FlatworldEdge was engaged by a banking client to combat rising credit card defaults. The goal was to develop a predictive model for anticipating default behaviors and classifying delinquency levels.

The model was successfully created and integrated, improving the hit-rate by 8 base points, providing personalized insights, and seamlessly fitting into the client's existing IT systems, saving time and cost.

Story of the Customer 

A top financial firm was struggling with increased credit card defaults, threatening their financial stability. To tackle this, they sought a predictive model to identify and categorize potential defaulters.

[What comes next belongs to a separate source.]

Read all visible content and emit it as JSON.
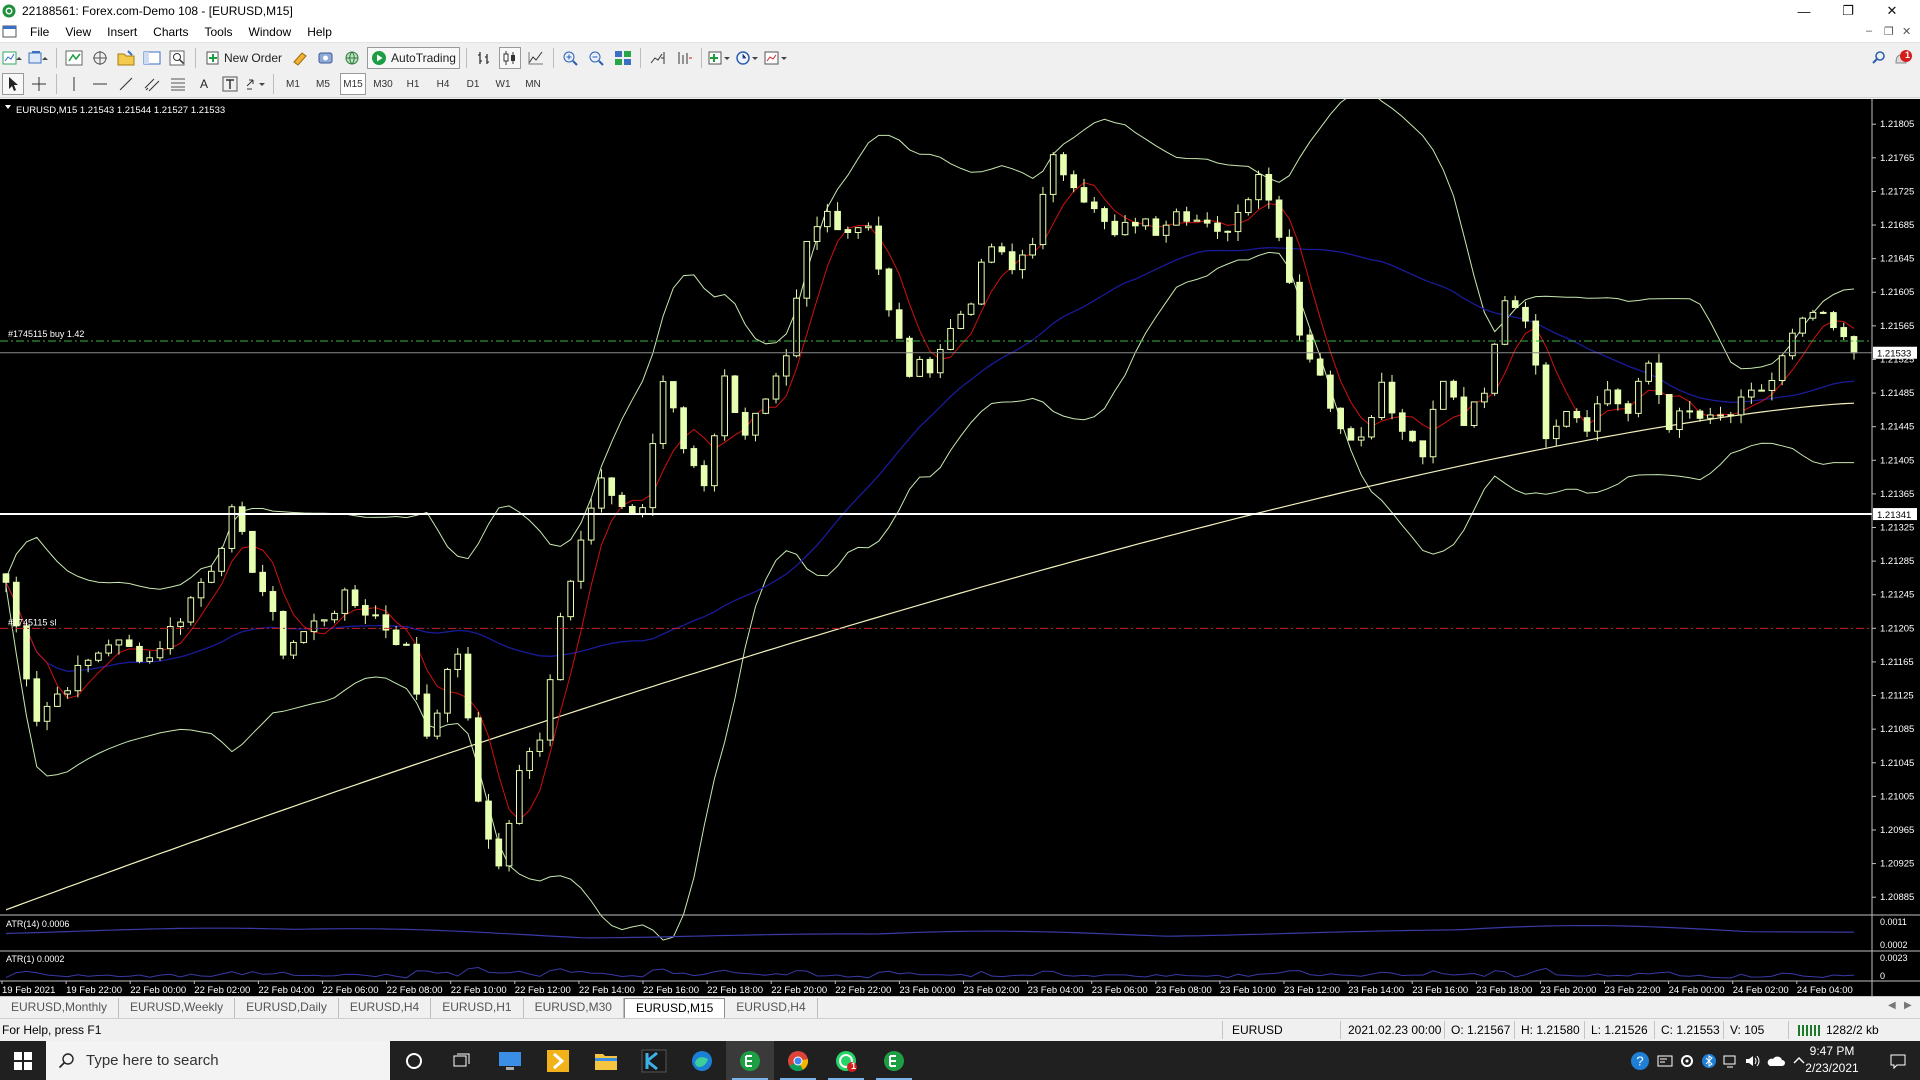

The challenge involved creating and integrating this model into their existing IT systems seamlessly, without causing disruptions.

The Challenge 

  • The client grappled with the challenge of the need for a new model that can accurately predict default behaviors of credit card customers in the next 12 months.
  • Another challenge is the creation of clusters based on the level of delinquency, which requires complex data analysis and modeling.
  • Lastly, there is a challenge of integrating the new predictive model seamlessly with the existing IT systems without causing any disruptions

The Solution 

  • Predictive models were refined for better risk forecast of credit card defaults.
  • An 8 base-points rise in hit-rate was achieved, enabling data-driven customer insights.
  • Seamless integration with current IT infrastructure led to significant time and cost savings.

The Result 

  • The predictive model enhanced the hit-rate by 8 base points, reducing potential defaults.
  • By leveraging historical data, the model provides personalized customer insights, boosting decision-making and productivity.
  • The model was integrated seamlessly into the existing IT system, saving significant time and resources.